Friday, August 08, 2008

They Run Away

The day, chopped into little pieces by all these sympathetic diversions, had in fact crumbled in his hands, and turned to dust - and he would notice it now, either in cheerful amazement or, at worst, with a little pensiveness, since to shudder at the thought would have been inappropriate to his young years. It seemed to him that he was simply gazing, 'on and on.'

- The Magic Mountain


Holiness is a sense. The same as taste and smell. Holiness is sense of plot - assembling mosaics from the disparate fragments of life events. The sense of joy is intimately correlated to the sense of tragedy; they are essentially the same feeling, which is acknowledgment of the world's potential for beauty, whether in regards to its fulfillment or its abandonment.

But it doesn't stick. The fragments are mutually, magnetically repellant. Dwelling in holiness requires all of our faculties - it is exhausting. When was the last time you cried for more than ten minutes?
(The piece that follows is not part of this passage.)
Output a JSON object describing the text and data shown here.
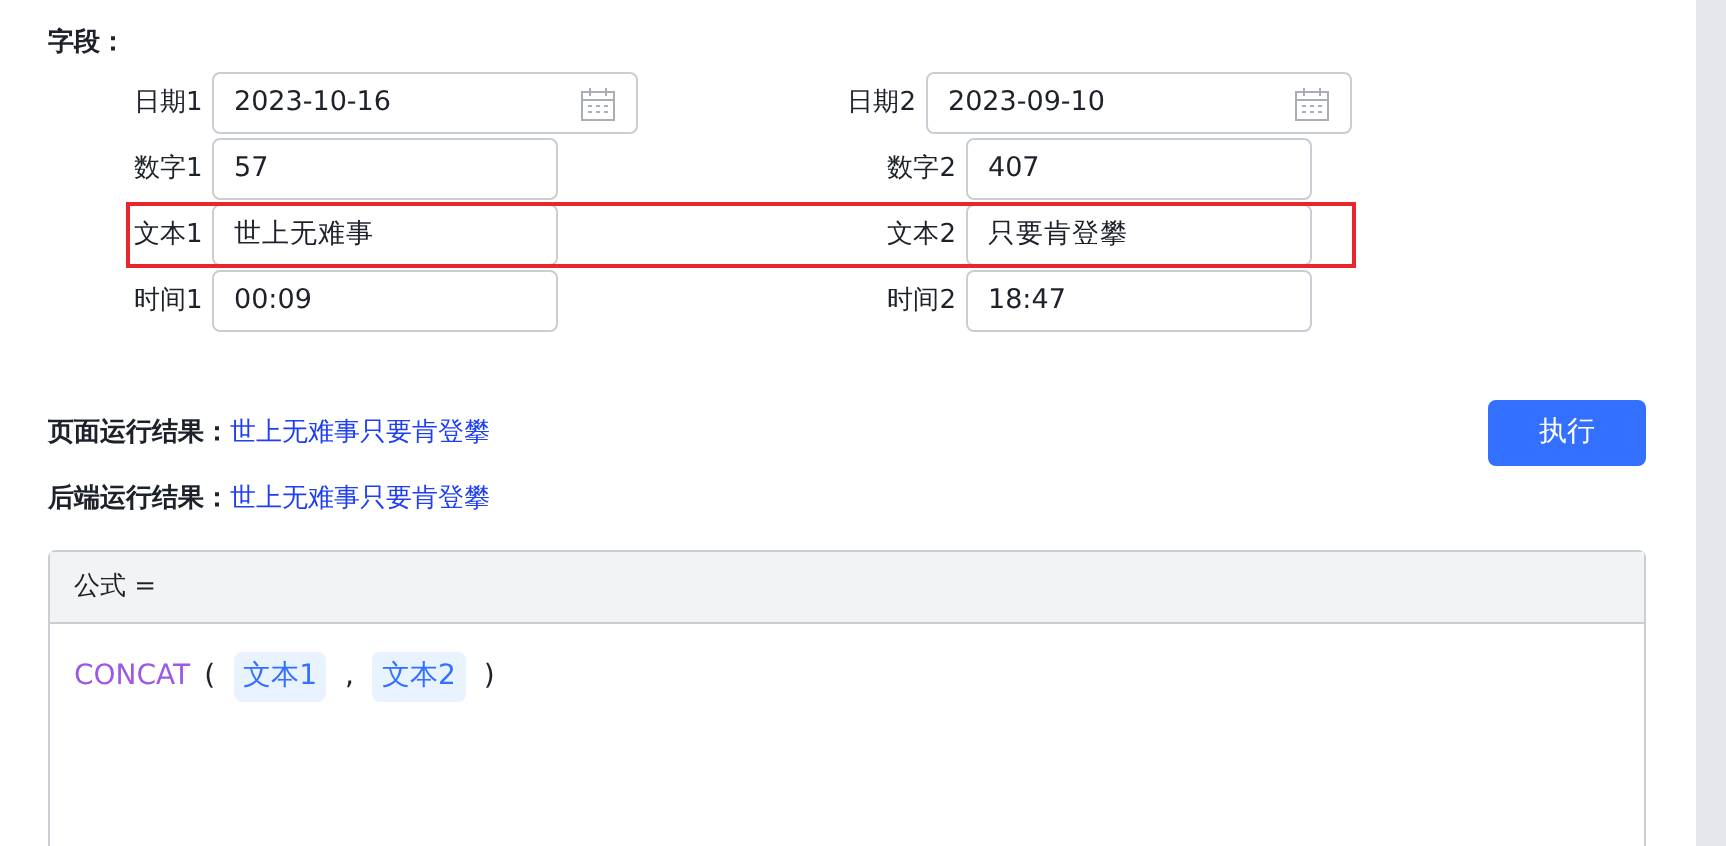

So what is left when my grip loosens is static, a severe ringing in the ears. What is left is feeling like a droswy, beached whale. I look around and I see slow suffocation - the neighbor who constantly has some van in his driveway, some piece of wood or marble set atop wooden horses being ground down to its appropriate shape, to be wielded against the degeneration of his perfectly-fine house in whatever new fit of rennovative zeal he has caught himself up in; the eternal shortening of the lawns; the slow breeze of lives passed in tedious routine.

The part of me that travels into mosaic land complains, like an old man with cataracts bent over some small province of a puzzle with infinite pieces. He knows that these assessments are wrong, are in fact an offense, because there is holiness in absolutely everything.

And so I trudge around feeling like my head is filled with farts and ghosts, fists full of cardboard.